In conclusion, the direct interpretation of DFT-derived Gibbs free energy profiles for Cu-catalyzed methanol synthesis in literature was investigated by conducting probing mean field microkinetic analyses. In particular, it was reported by Behrens et al [9] that experimental methanol formation reactivity trends may be correlated to DFT energy profiles on model catalyst surfaces yielding the following reactivity trend for both CO and CO₂ hydrogenation to methanol: CuZn(211) > Cu(211) > Cu(111). Microkinetic analyses confirmed the lowest reactivity of the Cu(111) surface for methanol formation. However, methanol formation rates on Cu(211) and CuZn(211), although of similar orders of magnitude, were the highest on CuZn(211) for isolated CO hydrogenation, but the highest on Cu(211) for isolated CO₂ hydrogenation, as well as combined CO and CO₂ hydrogenation. It is concluded that the direct interpretation of DFT energy profiles, and subsequent attempts to correlate this with experimental observations, are hampered by the high coverage poisoning effect of formate intermediates and the prediction of CO/CO₂ selectivity trends. In a subsequent study, Studt et al. [10] reported that a new DFT functional, BEEF-vdW, can correctly account for CO/CO₂ selectivities during Cu-catalysed methanol synthesis. However, a comparative microkinetic analysis of the RPBE versus BEEF-vdW DFT-reported energy profiles revealed that CO selectivity for methanol formation remains dominant for both functionals upon consideration of saturation coverage limit effects for formate intermediates.

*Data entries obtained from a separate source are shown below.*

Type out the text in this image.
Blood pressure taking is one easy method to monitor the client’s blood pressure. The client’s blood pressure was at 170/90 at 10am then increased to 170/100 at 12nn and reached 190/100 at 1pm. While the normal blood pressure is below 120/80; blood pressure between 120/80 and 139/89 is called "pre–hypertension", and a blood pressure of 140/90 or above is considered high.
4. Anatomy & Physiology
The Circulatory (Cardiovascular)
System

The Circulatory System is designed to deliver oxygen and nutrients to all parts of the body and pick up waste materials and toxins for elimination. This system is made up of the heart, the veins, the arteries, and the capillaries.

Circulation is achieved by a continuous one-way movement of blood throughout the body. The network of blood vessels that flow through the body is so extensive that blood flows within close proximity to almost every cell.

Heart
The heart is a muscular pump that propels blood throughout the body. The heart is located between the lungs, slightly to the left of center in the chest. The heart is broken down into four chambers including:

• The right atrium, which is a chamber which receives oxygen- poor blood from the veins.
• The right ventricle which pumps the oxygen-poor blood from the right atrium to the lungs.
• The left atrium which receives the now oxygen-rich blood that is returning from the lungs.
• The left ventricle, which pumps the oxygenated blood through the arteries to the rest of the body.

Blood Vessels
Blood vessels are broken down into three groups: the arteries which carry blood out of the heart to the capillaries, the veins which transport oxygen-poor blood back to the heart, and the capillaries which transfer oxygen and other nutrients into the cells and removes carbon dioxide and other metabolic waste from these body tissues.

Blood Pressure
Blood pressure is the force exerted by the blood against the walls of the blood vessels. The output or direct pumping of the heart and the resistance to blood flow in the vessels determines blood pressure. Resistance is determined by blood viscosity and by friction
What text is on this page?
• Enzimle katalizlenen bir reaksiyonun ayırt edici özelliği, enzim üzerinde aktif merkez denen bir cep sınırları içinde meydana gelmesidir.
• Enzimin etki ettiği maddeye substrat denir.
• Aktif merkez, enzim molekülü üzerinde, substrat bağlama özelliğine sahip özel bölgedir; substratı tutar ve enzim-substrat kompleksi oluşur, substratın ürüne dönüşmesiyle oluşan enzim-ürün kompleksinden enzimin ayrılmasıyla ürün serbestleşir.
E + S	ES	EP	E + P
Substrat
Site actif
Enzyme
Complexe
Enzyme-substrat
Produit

In general, the current letter serves to highlight the importance of applying a microkinetic analysis when DFT data is interpreted as this allows for the subtle influence of coverage and saturation effects of surface intermediates on catalytic rates to be accounted for. It should be noted that expansion of the DFT mechanistic schemas for Cu-catalyzed methanol synthesis could lead to significantly improved microkinetic interpretations of methanol synthesis catalysis. In particular, both the number and nature of elementary steps, e.g. inclusion of elementary steps for the water–gas-shift (WGS) reaction for correct description of CO/CO₂ selectivity, as well as the definition of interaction between terraces and steps on the model catalyst surfaces, needs to be considered to ensure an appropriate DFT data set for robust kinetic model developments.